Sonea zuckte die Achseln. »Frag mich nicht, warum.«
»Kannst du mich verstecken?« Farens Stimme klang beunruhigt. »Kannst du uns beide verstecken?«
Sonea trat einen Schritt von der Tür zurück. Konnte sie das? Was immer der Magier wahrnahm, sie konnte es nicht verstecken, solange sie es nicht selbst gefunden hatte. Sie sah Faren an, dann sah sie Faren. Es war, als hätte sie ihre Sinne ausgestreckt – nein, sie benutzte irgendeinen Sinn, der weder von den Augen noch von den Ohren gesteuert wurde. Was es auch war, sie konnte plötzlich eine Person neben sich spüren.

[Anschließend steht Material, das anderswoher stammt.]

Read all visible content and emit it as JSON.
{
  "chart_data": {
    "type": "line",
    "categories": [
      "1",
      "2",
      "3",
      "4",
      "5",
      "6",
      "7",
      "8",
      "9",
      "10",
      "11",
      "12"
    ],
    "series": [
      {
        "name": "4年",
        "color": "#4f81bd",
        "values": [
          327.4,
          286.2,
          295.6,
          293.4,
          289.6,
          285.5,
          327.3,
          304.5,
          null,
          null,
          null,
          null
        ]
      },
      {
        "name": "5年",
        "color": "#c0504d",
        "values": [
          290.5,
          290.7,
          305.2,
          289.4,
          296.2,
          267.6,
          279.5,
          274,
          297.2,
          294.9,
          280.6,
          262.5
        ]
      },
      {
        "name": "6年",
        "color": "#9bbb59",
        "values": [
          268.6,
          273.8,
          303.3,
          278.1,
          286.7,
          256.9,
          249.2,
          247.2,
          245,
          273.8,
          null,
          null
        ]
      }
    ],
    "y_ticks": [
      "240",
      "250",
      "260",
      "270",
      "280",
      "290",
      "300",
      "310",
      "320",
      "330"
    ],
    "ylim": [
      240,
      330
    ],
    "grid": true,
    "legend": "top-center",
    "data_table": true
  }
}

Faren stieß einen leisen Fluch aus.
»Was immer du tust, hör auf damit!«, keuchte er. Etwas strich über die Mauer. Faren wich zurück. »Er versucht, die Tür zu öffnen«, erklärte er Sonea. »Ich hatte Angst, dass er auf die Idee kommen könnte, die Mauer zu sprengen. Das verschafft uns ein wenig Zeit.« Er öffnete die Blende der Lampe und bedeutete Sonea, ihm zu folgen.
Sie waren nur wenige Schritte gegangen, als ein Geräusch sie jäh innehalten ließ: Ein Riegel wurde zurückgeschoben. Faren drehte sich um und fluchte. Dann hob er die Lampe, bis ihr Licht auf die Mauer fiel.